Working through this week’s readings, and readings for another class, I am left questioning the expectations digital texts (and traditional texts) have of me, the reader. As I read Paul Ford’s “As We May Type”, I found myself torn between wanting to read the post in its entirety and wanting to stop to click on a hyperlink that will take me on a related excursion. And then I asked, what is Ford’s expectation of me, the reader? Does he want me to click as I read, or wait until the end? Does it change his message?
Ford introduces three new, yet very different, composing tools: Fargo, Editorially (which has since been made unavailable due to a lack of interest), and Medium (to name a few). In this very post I myself have included hyperlinks to these tools. My purpose being to allow readers to access these tools right away if they so desire. If you notice on Ford’s piece, he did not insert hyperlinksfor Fargo, Editorially, and Medium in the body text of the post, but in the margin as a list. Why include hyperlinks to demos and talks within the text, but not to the tools he is writing about? Did he want the reader’s complete attention? (It didn’t deter me from immediately visiting the site.) I actually ignored the list on the right linking me to all of these tools he reviews.

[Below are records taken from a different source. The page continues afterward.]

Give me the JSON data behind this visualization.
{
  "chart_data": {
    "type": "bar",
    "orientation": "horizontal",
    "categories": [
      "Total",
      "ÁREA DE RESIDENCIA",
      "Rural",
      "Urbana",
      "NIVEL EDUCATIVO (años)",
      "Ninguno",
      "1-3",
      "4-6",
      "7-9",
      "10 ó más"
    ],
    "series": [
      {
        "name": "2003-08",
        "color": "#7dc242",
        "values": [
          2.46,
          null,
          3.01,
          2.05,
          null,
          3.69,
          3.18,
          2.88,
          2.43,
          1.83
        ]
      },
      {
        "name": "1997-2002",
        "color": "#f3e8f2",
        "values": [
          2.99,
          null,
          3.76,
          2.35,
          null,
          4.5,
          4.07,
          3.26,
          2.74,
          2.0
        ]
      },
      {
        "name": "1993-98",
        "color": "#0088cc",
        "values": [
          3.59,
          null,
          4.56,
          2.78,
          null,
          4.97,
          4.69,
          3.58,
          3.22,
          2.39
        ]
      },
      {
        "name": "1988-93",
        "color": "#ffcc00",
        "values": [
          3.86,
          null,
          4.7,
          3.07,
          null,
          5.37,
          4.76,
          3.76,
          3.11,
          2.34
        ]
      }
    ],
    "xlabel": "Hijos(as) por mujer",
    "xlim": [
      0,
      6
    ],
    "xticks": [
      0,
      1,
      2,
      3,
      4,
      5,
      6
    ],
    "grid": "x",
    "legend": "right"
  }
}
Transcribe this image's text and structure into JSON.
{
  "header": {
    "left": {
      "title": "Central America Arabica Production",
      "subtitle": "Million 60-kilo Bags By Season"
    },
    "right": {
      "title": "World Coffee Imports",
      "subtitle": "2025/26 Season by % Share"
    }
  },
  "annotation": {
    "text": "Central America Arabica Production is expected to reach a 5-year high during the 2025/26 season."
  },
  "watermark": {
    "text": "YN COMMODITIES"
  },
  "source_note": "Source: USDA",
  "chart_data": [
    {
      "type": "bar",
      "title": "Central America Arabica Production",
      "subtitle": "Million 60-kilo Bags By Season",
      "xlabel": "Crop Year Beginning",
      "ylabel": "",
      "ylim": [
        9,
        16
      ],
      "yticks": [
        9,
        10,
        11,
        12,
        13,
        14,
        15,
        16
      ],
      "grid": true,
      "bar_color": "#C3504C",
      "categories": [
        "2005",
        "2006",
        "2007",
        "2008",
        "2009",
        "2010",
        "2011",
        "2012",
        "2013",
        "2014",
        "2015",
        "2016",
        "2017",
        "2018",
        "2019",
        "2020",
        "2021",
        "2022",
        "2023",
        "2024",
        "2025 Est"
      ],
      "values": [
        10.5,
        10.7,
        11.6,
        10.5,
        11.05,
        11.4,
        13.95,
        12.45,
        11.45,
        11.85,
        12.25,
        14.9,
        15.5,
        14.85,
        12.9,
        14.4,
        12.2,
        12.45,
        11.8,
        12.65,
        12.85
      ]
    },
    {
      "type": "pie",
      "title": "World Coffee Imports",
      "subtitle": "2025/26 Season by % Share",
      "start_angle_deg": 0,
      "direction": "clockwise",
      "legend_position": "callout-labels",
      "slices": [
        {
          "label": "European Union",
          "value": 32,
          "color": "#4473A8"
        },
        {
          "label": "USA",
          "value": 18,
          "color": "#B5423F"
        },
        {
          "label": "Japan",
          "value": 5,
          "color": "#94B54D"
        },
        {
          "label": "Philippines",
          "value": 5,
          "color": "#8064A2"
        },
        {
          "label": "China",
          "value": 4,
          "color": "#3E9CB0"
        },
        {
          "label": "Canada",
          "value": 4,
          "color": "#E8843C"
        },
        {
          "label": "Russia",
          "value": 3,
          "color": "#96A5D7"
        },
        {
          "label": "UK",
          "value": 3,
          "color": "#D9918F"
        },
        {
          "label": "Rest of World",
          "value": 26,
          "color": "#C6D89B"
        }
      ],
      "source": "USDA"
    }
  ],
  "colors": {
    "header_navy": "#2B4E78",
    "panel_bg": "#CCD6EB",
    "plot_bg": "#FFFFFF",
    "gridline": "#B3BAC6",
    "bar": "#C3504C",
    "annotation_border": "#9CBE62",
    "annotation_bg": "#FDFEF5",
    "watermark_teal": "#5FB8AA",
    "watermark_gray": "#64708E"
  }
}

I found it interesting to try to read about a new tech tool, instead of playing around with it. While reading, I had to fight the urge not to go play with them. Although, Ford’s piece did provide background information as to how these tools were developed, for what purpose, and how they are different from others, so that was helpful. I did not overcome the urge to stop reading and go play, however. Just after reading a little about Fargo, I visited Fargo’s website and wanted to play around with it. Then I came across this screen: I As a new visitor, I could either click the left button and be taken to a page that explains what it is, or I could click the right button and start to mess around with the tool. I immediately wanted to choose the right button and jump right in. I wanted to definite it for myself, not how the creators define it. Which button one clicks seems to say something about the person. Am I a person who plays first, then reads the directions? Yes.
How is reading a digital text, and making decisions about hyperlinks, different from reading a text with charts, tables and figures? Does my decision making change? Initially, I would say no. For the New Horizon Report 2014, I found myself at the beginnings of each section wanting to go look at the framework or figure used to make decisions about what to include in the report. I kept thinking (as I have done for years with these texts), when should I go look at the chart to which the authors are referring? Of course, I know I have a choice in this, but what if my choice changes the message, or if I lose out on something? It would be interesting to evaluate how effective these choices are in understanding the material. (If the results differ, that is.)
My last question: Do we teach these reading practices to our students? As I’ve worked through the curriculum writing process for eight years now, I have had the chance to peek into prospective English, math, science, and history textbooks, and there is a significant amount of images, tables, graphs, and figures (it seems to have increased). I’m left wondering how often we take the time to go over how to read them? Additionally, how much time do we take examining digital texts in the same way?